Louisville’s Board of Zoning Adjustment has been tasked with deciding whether Swift should get permission to continue using the Cabel Street lot as a staging area for two-to-three dozen refrigerated trailers that store pork from the nearby slaughterhouse. The company has been using the lot this way for nine years, but it wasn’t considered permanent until Swift bought the lot from Louisville’s Metropolitan Sewer District last year.
The presence of numerous refrigerated trucks, running diesel motors 24/7, has raised concerns in the residential neighborhood. The Butchertown Neighborhood Association has come out against BOZA granting Swift the permit, citing the negative health effects of living next to constantly running diesel trucks.
BOZA held a hearing on the permit in August but asked for additional information and scheduled another hearing for today. At today’s hearing, Swift attorney Glenn Price asked to postpone to a later date.
Price said that all BOZA members weren’t present at the hearing — including chairman David Profitt — and he argued that for such a serious issue, all should be there. Also, Price had submitted some of Swift’s air monitoring evidence past the set deadline, which meant that the opposition attorneys hadn’t seen it yet.
Price said the evidence was submitted late because conflicts didn’t allow the company’s expert to do the monitoring until last week.

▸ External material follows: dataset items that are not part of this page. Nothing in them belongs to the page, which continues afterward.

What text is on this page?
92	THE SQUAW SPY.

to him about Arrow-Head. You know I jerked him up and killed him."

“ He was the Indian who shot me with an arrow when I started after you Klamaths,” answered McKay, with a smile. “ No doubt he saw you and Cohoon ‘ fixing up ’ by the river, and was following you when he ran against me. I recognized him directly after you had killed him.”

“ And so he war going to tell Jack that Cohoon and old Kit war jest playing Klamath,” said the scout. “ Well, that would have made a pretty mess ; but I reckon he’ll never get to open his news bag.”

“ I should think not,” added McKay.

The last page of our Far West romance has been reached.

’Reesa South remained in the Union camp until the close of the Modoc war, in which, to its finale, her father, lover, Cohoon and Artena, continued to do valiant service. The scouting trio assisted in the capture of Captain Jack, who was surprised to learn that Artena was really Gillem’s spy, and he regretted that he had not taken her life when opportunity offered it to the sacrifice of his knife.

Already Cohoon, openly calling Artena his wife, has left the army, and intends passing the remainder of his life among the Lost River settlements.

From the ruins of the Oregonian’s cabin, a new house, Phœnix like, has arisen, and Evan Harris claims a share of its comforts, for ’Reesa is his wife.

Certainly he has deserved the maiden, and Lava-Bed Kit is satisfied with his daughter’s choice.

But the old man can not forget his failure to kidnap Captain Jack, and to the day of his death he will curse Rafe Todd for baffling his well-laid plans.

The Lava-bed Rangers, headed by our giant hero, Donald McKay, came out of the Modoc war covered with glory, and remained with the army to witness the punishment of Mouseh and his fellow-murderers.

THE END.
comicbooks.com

He said if BOZA would push the hearing back, everything else would be submitted on time.
“We should not have a situation going forward when anything will be submitted to staff later than 14 days before the hearing, except, I hope, for one exception,” Price said. "And that is if the parties can get together on an issue and resolve it ... and therefore neither party would have an objection, then those kinds of things can probably be entered, but otherwise, no.”

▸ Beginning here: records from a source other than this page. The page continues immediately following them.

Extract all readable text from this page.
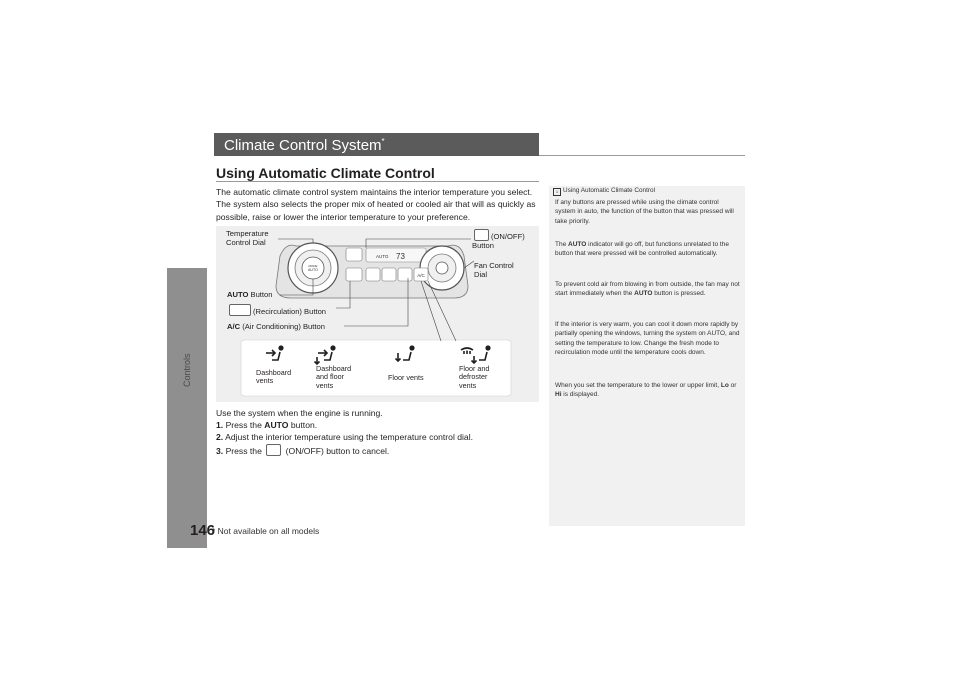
Controls
146
* Not available on all models
Climate Control System*
Using Automatic Climate Control
The automatic climate control system maintains the interior temperature you select. The system also selects the proper mix of heated or cooled air that will as quickly as possible, raise or lower the interior temperature to your preference.
1 Using Automatic Climate Control

If any buttons are pressed while using the climate control system in auto, the function of the button that was pressed will take priority.

The AUTO indicator will go off, but functions unrelated to the button that were pressed will be controlled automatically.

To prevent cold air from blowing in from outside, the fan may not start immediately when the AUTO button is pressed.

If the interior is very warm, you can cool it down more rapidly by partially opening the windows, turning the system on AUTO, and setting the temperature to low. Change the fresh mode to recirculation mode until the temperature cools down.

When you set the temperature to the lower or upper limit, Lo or Hi is displayed.

AUTO 73
MODE
AUTO
A/C
Temperature
Control Dial
(ON/OFF)
Button
Fan Control
Dial
AUTO Button
(Recirculation) Button
A/C (Air Conditioning) Button
Dashboard
vents
Dashboard
and floor
vents
Floor vents
Floor and
defroster
vents
Use the system when the engine is running.
1. Press the AUTO button.
2. Adjust the interior temperature using the temperature control dial.
3. Press the  (ON/OFF) button to cancel.
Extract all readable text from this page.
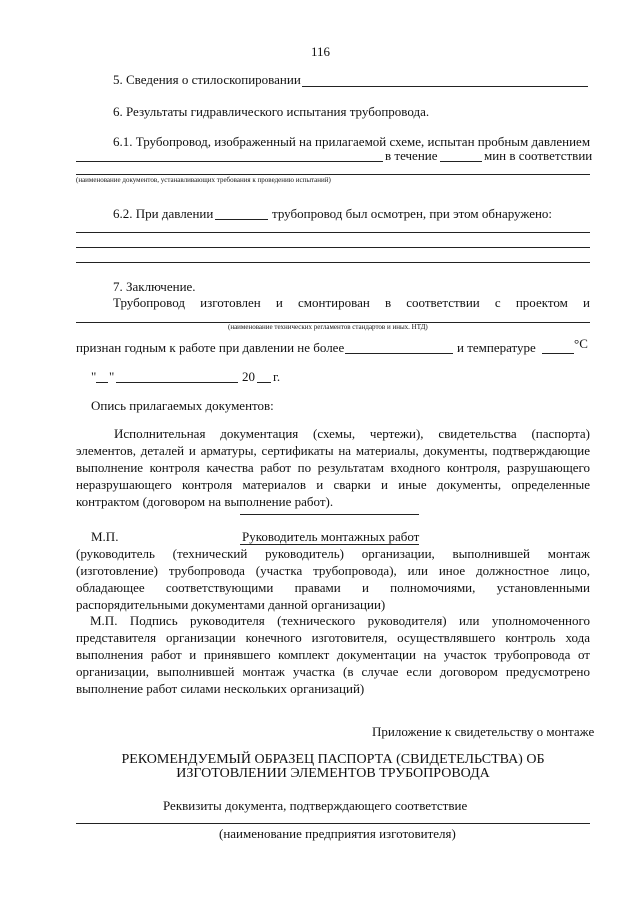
116
5. Сведения о стилоскопировании
6. Результаты гидравлического испытания трубопровода.
6.1. Трубопровод, изображенный на прилагаемой схеме, испытан пробным давлением
в течение	мин в соответствии
(наименование документов, устанавливающих требования к проведению испытаний)
6.2. При давлении	трубопровод был осмотрен, при этом обнаружено:
7. Заключение.
Трубопровод изготовлен и смонтирован в соответствии с проектом и
(наименование технических регламентов стандартов и иных. НТД)
признан годным к работе при давлении не более	и температуре	°С
" "	20 г.
Опись прилагаемых документов:
Исполнительная документация (схемы, чертежи), свидетельства (паспорта) элементов, деталей и арматуры, сертификаты на материалы, документы, подтверждающие выполнение контроля качества работ по результатам входного контроля, разрушающего неразрушающего контроля материалов и сварки и иные документы, определенные контрактом (договором на выполнение работ).
М.П.	Руководитель монтажных работ
(руководитель (технический руководитель) организации, выполнившей монтаж (изготовление) трубопровода (участка трубопровода), или иное должностное лицо, обладающее соответствующими правами и полномочиями, установленными распорядительными документами данной организации)
М.П. Подпись руководителя (технического руководителя) или уполномоченного представителя организации конечного изготовителя, осуществлявшего контроль хода выполнения работ и принявшего комплект документации на участок трубопровода от организации, выполнившей монтаж участка (в случае если договором предусмотрено выполнение работ силами нескольких организаций)
Приложение к свидетельству о монтаже
РЕКОМЕНДУЕМЫЙ ОБРАЗЕЦ ПАСПОРТА (СВИДЕТЕЛЬСТВА) ОБ
ИЗГОТОВЛЕНИИ ЭЛЕМЕНТОВ ТРУБОПРОВОДА
Реквизиты документа, подтверждающего соответствие
(наименование предприятия изготовителя)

Butchertown Neighborhood Association attorney Jon Salomon said he was concerned because his experts hadn’t had ample time to review the air monitoring evidence. This is why, he said, a deadline was set at the last BOZA hearing.
“Everyone was on the same page, and then for some reason, on Oct. 15 we’re getting new data submitted by JBS, a revised development plan that came in over the weekend, as well as revisions to the demonstration of appropriateness, new conditions of approval, new findings of fact,” he said. “And that puts us in a position where we’ve not had an opportunity to review those, respond to them, be prepared to rebut them. It’s kind of just unfair to everybody.”
Salomon said BOZA could decide to exclude the late evidence or continue the hearing. The board decided the latter, and set a date for a special hearing on Nov. 30.